Immunodominance of Antigenic Site B over Site A of Hemagglutinin of Recent H3N2 Influenza Viruses

H3N2 influenza viruses have now circulated in the human population for 43 years since the pandemic of 1968, accumulating sequence changes in the hemagglutinin (HA) and neuraminidase (NA) that are believed to be predominantly due to selection for escape from antibodies. Examination of mutations that persist and accumulate led to identification of antigenically significant mutations that are contained in five antigenic sites (A–E) mapped on to the H3 HA. In early H3N2 isolates, antigenic site A appeared to be dominant while in the 1990s site B seemed more important. To obtain experimental evidence for dominance of antigenic sites on modern H3 HAs, we have measured antibodies in plasma of human subjects who received the 2006–07 trivalent subunit influenza vaccine (H3 component A/Wisconsin/67/05) or the 2008–09 formulation (H3 component A/Uruguay/716/07). Plasmas were tested against expressed HA of Wisconsin-like influenza A/Oklahoma/309/06 and site-directed mutants in antigenic site A (NNES121-124ITEG, N126T, N133D, TSSS135-138GSNA, K140I, RSNNS142-146PGSG), and antigenic site B (HL156-157KS, KFK158-160GST, NDQI189-192QEQT, A196V). “Native ELISA” analysis and escape mutant selection with two human monoclonal antibodies demonstrated that antibody E05 binds to antigenic site A and 1_C02 binds to site B. We find that most individuals, after vaccination in seasons 2006–07 and/or 2008–09, showed dominance of antigenic site B recognition over antigenic site A. A minority showed dominance of site A in 2006 but these were reduced in 2008 when the vaccine virus had a site A mutation. A better understanding of immunodominance may allow prediction of future antigenic drift and assist in vaccine strain selection.

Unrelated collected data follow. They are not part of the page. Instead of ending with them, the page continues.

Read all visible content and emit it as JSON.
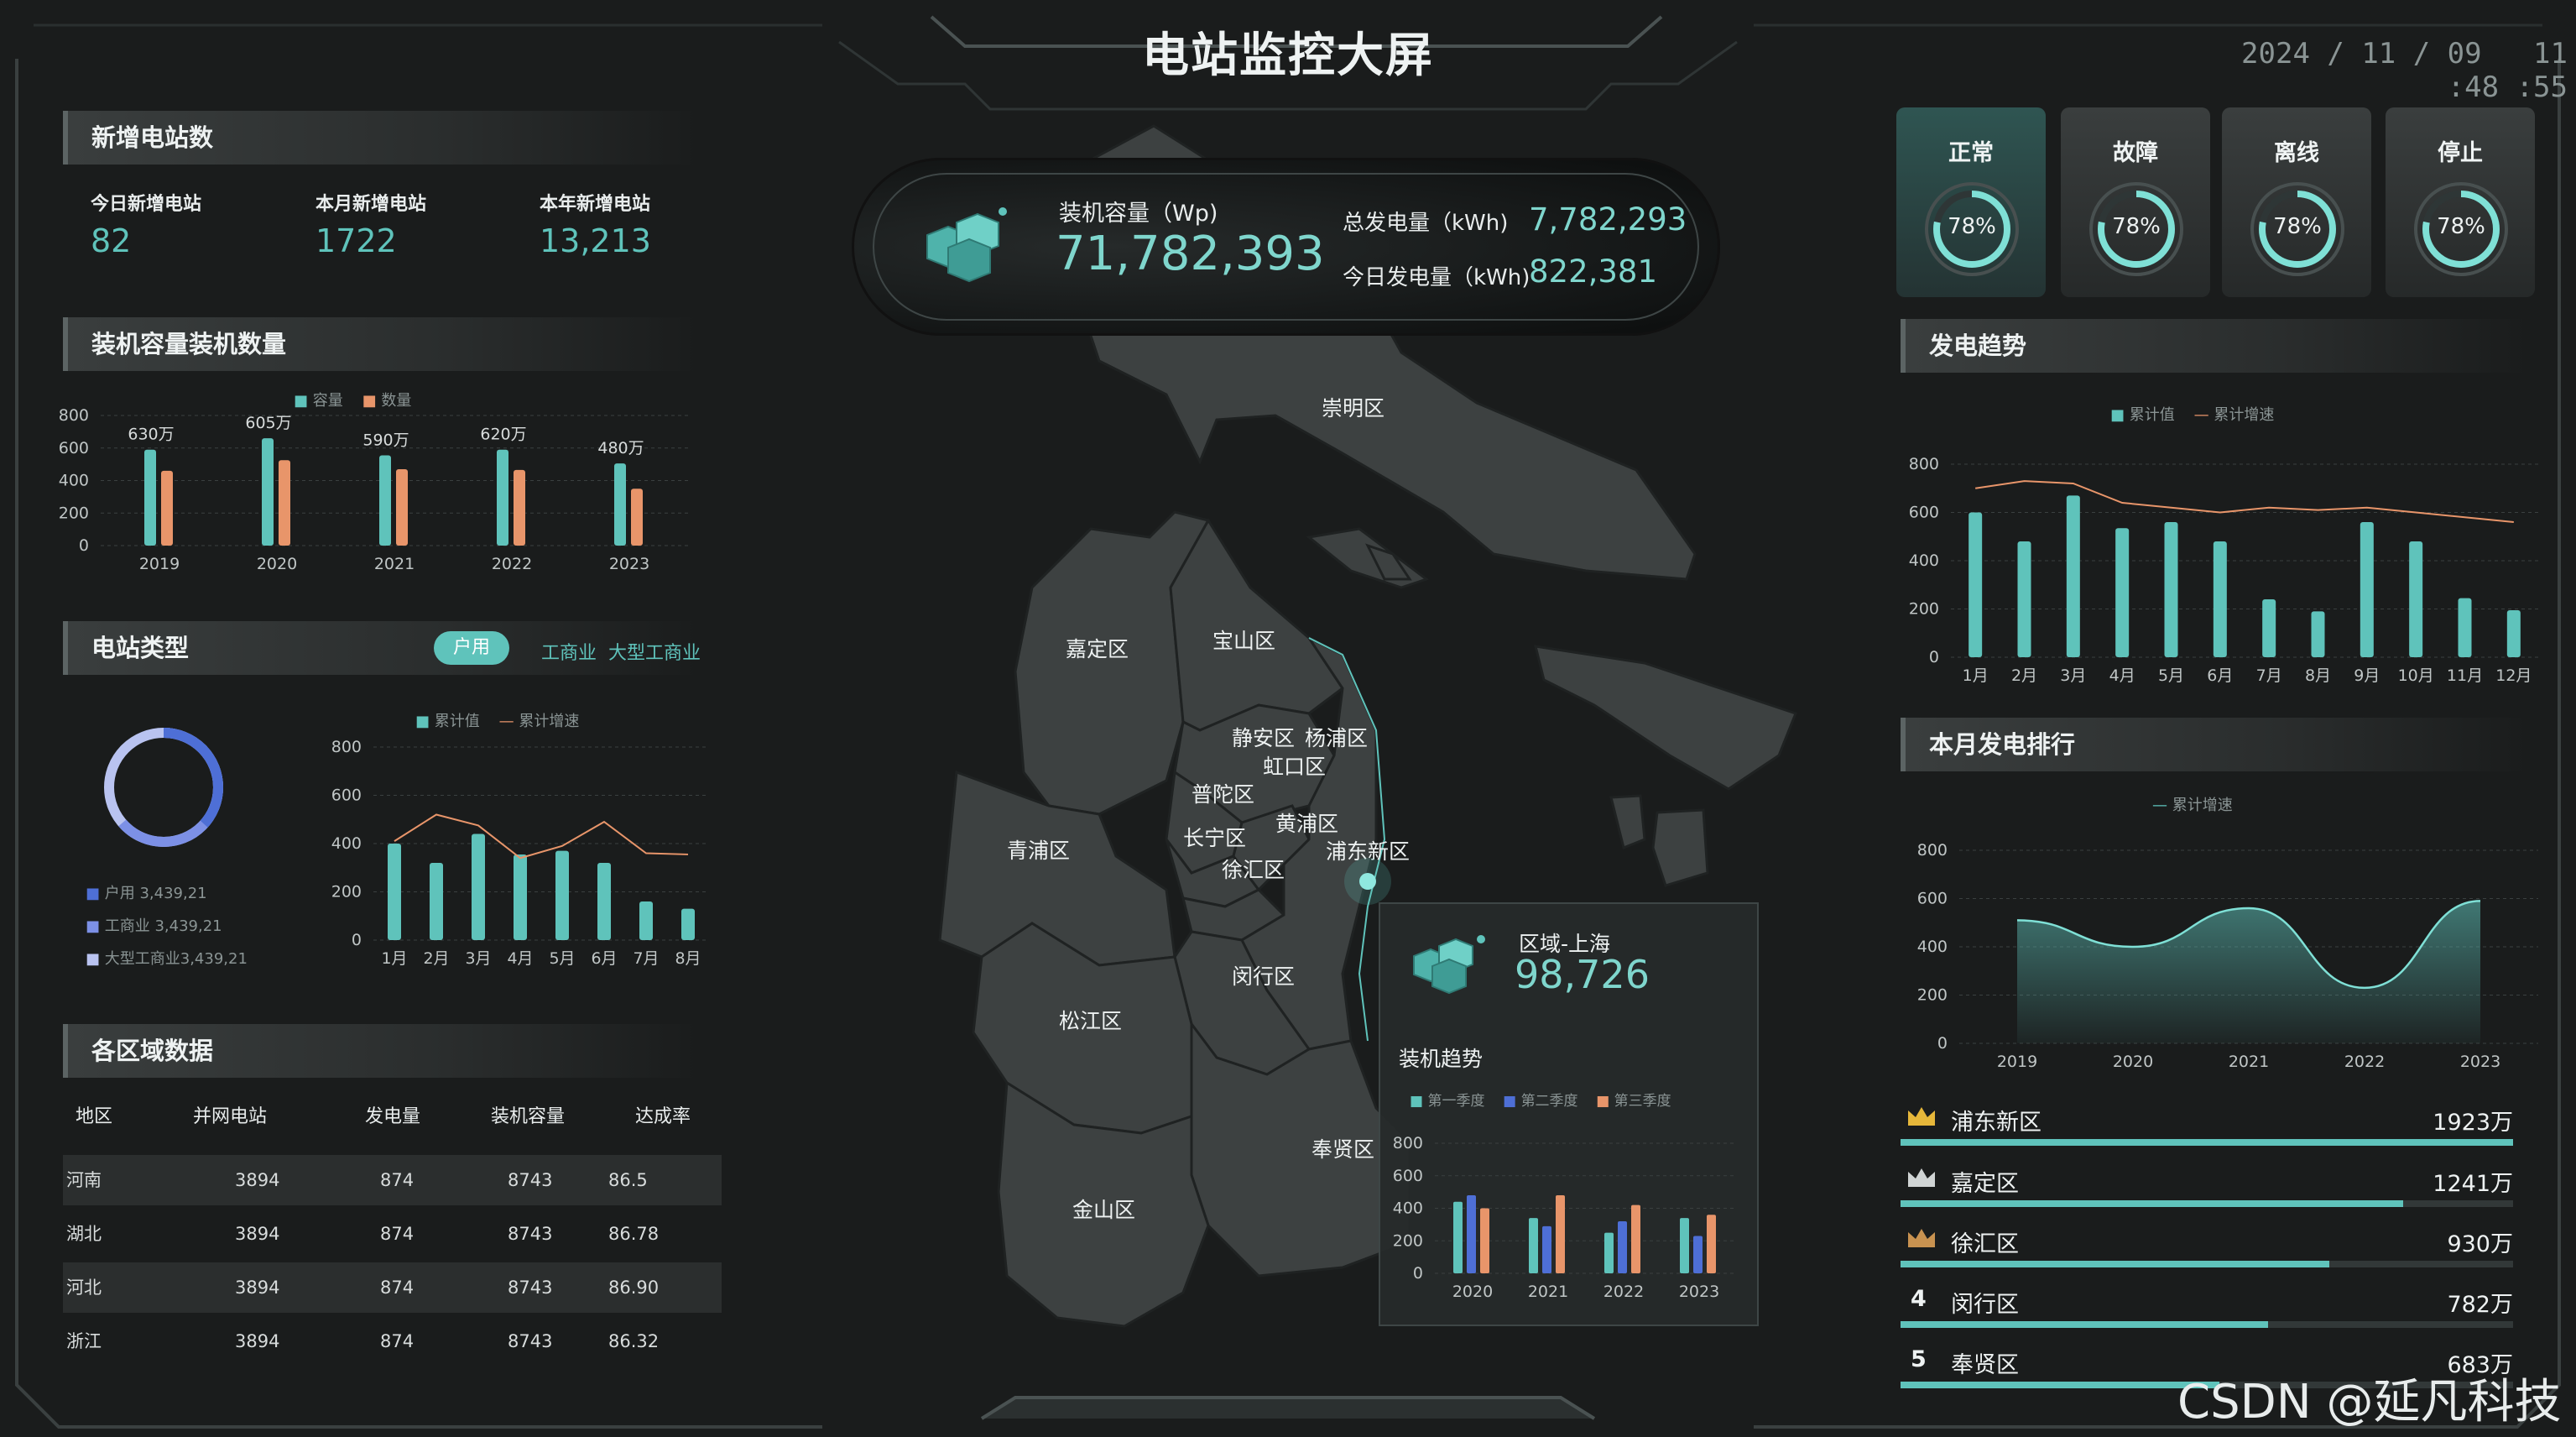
{
  "header": {
    "title": "电站监控大屏",
    "date": "2024 / 11 / 09",
    "time": "11 :48 :55"
  },
  "new_stations": {
    "title": "新增电站数",
    "items": [
      {
        "label": "今日新增电站",
        "value": "82"
      },
      {
        "label": "本月新增电站",
        "value": "1722"
      },
      {
        "label": "本年新增电站",
        "value": "13,213"
      }
    ]
  },
  "capacity_panel": {
    "title": "装机容量装机数量",
    "legend": [
      "容量",
      "数量"
    ],
    "chart_data": {
      "type": "bar",
      "categories": [
        "2019",
        "2020",
        "2021",
        "2022",
        "2023"
      ],
      "series": [
        {
          "name": "容量",
          "values": [
            590,
            660,
            555,
            590,
            505
          ]
        },
        {
          "name": "数量",
          "values": [
            460,
            525,
            470,
            465,
            350
          ]
        }
      ],
      "data_labels": [
        "630万",
        "605万",
        "590万",
        "620万",
        "480万"
      ],
      "yticks": [
        "800",
        "600",
        "400",
        "200",
        "0"
      ],
      "ylim": [
        0,
        800
      ]
    }
  },
  "station_type": {
    "title": "电站类型",
    "tabs": [
      "户用",
      "工商业",
      "大型工商业"
    ],
    "donut_legend": [
      {
        "label": "户用  3,439,21",
        "color": "#4e6fd6"
      },
      {
        "label": "工商业  3,439,21",
        "color": "#7c90e6"
      },
      {
        "label": "大型工商业3,439,21",
        "color": "#b9c3f0"
      }
    ],
    "chart_legend": [
      "累计值",
      "累计增速"
    ],
    "chart_data": {
      "type": "bar",
      "categories": [
        "1月",
        "2月",
        "3月",
        "4月",
        "5月",
        "6月",
        "7月",
        "8月"
      ],
      "series": [
        {
          "name": "累计值",
          "values": [
            400,
            320,
            440,
            355,
            370,
            320,
            160,
            130
          ]
        },
        {
          "name": "累计增速",
          "values": [
            410,
            520,
            475,
            340,
            390,
            490,
            360,
            355
          ]
        }
      ],
      "yticks": [
        "800",
        "600",
        "400",
        "200",
        "0"
      ],
      "ylim": [
        0,
        800
      ]
    }
  },
  "region_table": {
    "title": "各区域数据",
    "headers": [
      "地区",
      "并网电站",
      "发电量",
      "装机容量",
      "达成率"
    ],
    "rows": [
      [
        "河南",
        "3894",
        "874",
        "8743",
        "86.5"
      ],
      [
        "湖北",
        "3894",
        "874",
        "8743",
        "86.78"
      ],
      [
        "河北",
        "3894",
        "874",
        "8743",
        "86.90"
      ],
      [
        "浙江",
        "3894",
        "874",
        "8743",
        "86.32"
      ]
    ]
  },
  "kpi": {
    "capacity_label": "装机容量（Wp)",
    "capacity_value": "71,782,393",
    "total_gen_label": "总发电量（kWh)",
    "total_gen_value": "7,782,293",
    "today_gen_label": "今日发电量（kWh)",
    "today_gen_value": "822,381"
  },
  "map": {
    "districts": [
      "崇明区",
      "嘉定区",
      "宝山区",
      "静安区",
      "杨浦区",
      "虹口区",
      "普陀区",
      "黄浦区",
      "长宁区",
      "浦东新区",
      "徐汇区",
      "青浦区",
      "闵行区",
      "松江区",
      "奉贤区",
      "金山区"
    ],
    "popup": {
      "region": "区域-上海",
      "value": "98,726",
      "chart_title": "装机趋势",
      "legend": [
        "第一季度",
        "第二季度",
        "第三季度"
      ],
      "chart_data": {
        "type": "bar",
        "categories": [
          "2020",
          "2021",
          "2022",
          "2023"
        ],
        "series": [
          {
            "name": "第一季度",
            "values": [
              440,
              340,
              250,
              340
            ]
          },
          {
            "name": "第二季度",
            "values": [
              480,
              290,
              320,
              230
            ]
          },
          {
            "name": "第三季度",
            "values": [
              400,
              480,
              420,
              360
            ]
          }
        ],
        "yticks": [
          "800",
          "600",
          "400",
          "200",
          "0"
        ],
        "ylim": [
          0,
          800
        ]
      }
    }
  },
  "status": [
    {
      "label": "正常",
      "value": "78%",
      "active": true
    },
    {
      "label": "故障",
      "value": "78%"
    },
    {
      "label": "离线",
      "value": "78%"
    },
    {
      "label": "停止",
      "value": "78%"
    }
  ],
  "trend": {
    "title": "发电趋势",
    "legend": [
      "累计值",
      "累计增速"
    ],
    "chart_data": {
      "type": "bar",
      "categories": [
        "1月",
        "2月",
        "3月",
        "4月",
        "5月",
        "6月",
        "7月",
        "8月",
        "9月",
        "10月",
        "11月",
        "12月"
      ],
      "series": [
        {
          "name": "累计值",
          "values": [
            600,
            480,
            670,
            535,
            560,
            480,
            240,
            190,
            560,
            480,
            245,
            195
          ]
        },
        {
          "name": "累计增速",
          "values": [
            700,
            730,
            720,
            640,
            620,
            600,
            620,
            610,
            620,
            600,
            580,
            560
          ]
        }
      ],
      "yticks": [
        "800",
        "600",
        "400",
        "200",
        "0"
      ],
      "ylim": [
        0,
        800
      ]
    }
  },
  "monthly": {
    "title": "本月发电排行",
    "legend": [
      "累计增速"
    ],
    "chart_data": {
      "type": "area",
      "categories": [
        "2019",
        "2020",
        "2021",
        "2022",
        "2023"
      ],
      "values": [
        510,
        400,
        560,
        230,
        590
      ],
      "yticks": [
        "800",
        "600",
        "400",
        "200",
        "0"
      ],
      "ylim": [
        0,
        800
      ]
    },
    "ranking": [
      {
        "rank": "1",
        "name": "浦东新区",
        "value": "1923万",
        "fraction": 1.0,
        "medal": "#e6b73a"
      },
      {
        "rank": "2",
        "name": "嘉定区",
        "value": "1241万",
        "fraction": 0.82,
        "medal": "#d0d4d4"
      },
      {
        "rank": "3",
        "name": "徐汇区",
        "value": "930万",
        "fraction": 0.7,
        "medal": "#c89250"
      },
      {
        "rank": "4",
        "name": "闵行区",
        "value": "782万",
        "fraction": 0.6
      },
      {
        "rank": "5",
        "name": "奉贤区",
        "value": "683万",
        "fraction": 0.52
      }
    ]
  },
  "watermark": "CSDN @延凡科技"
}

自1968年大流行以来，H3N2型流感病毒（H3N2 influenza viruses）已在人群中传播了43年，其血凝素（hemagglutinin, HA）和神经氨酸酶（neuraminidase, NA）积累了序列变异，这类变异被认为主要源于针对抗体逃逸的选择压力。对持续存在并不断积累的突变进行分析后，研究人员鉴定出了抗原显著性突变，这些突变位于H3 HA上定位的5个抗原表位（A至E）中。在早期H3N2分离株中，抗原表位A似乎占据主导地位；而在20世纪90年代，表位B则更为关键。为获取现代H3 HA上抗原表位主导性的实验证据，我们检测了接种2006-2007年度三价亚单位流感疫苗（其H3成分为A/Wisconsin/67/05）或2008-2009年度疫苗（其H3成分为A/Uruguay/716/07）的人类受试者血浆中的抗体。我们以类Wisconsin甲型流感病毒A/Oklahoma/309/06的表达HA，以及抗原表位A的定点突变体（NNES121-124ITEG、N126T、N133D、TSSS135-138GSNA、K140I、RSNNS142-146PGSG）和抗原表位B的定点突变体（HL156-157KS、KFK158-160GST、NDQI189-192QEQT、A196V）为检测底物，开展抗体检测。天然酶联免疫吸附试验（Native ELISA）分析与两株人源单克隆抗体的逃逸突变株筛选实验证实，抗体E05结合抗原表位A，而1_C02结合表位B。我们发现，在2006-2007和/或2008-2009年度接种疫苗的多数个体中，其针对抗原表位B的抗体识别优势高于表位A。2006年有少数个体表现出表位A的识别优势，但当2008年的疫苗毒株携带表位A突变后，这类个体的占比有所降低。对免疫显性（immunodominance）的深入认知，有望为未来抗原漂移（antigenic drift）的预测提供依据，并辅助疫苗毒株的筛选工作。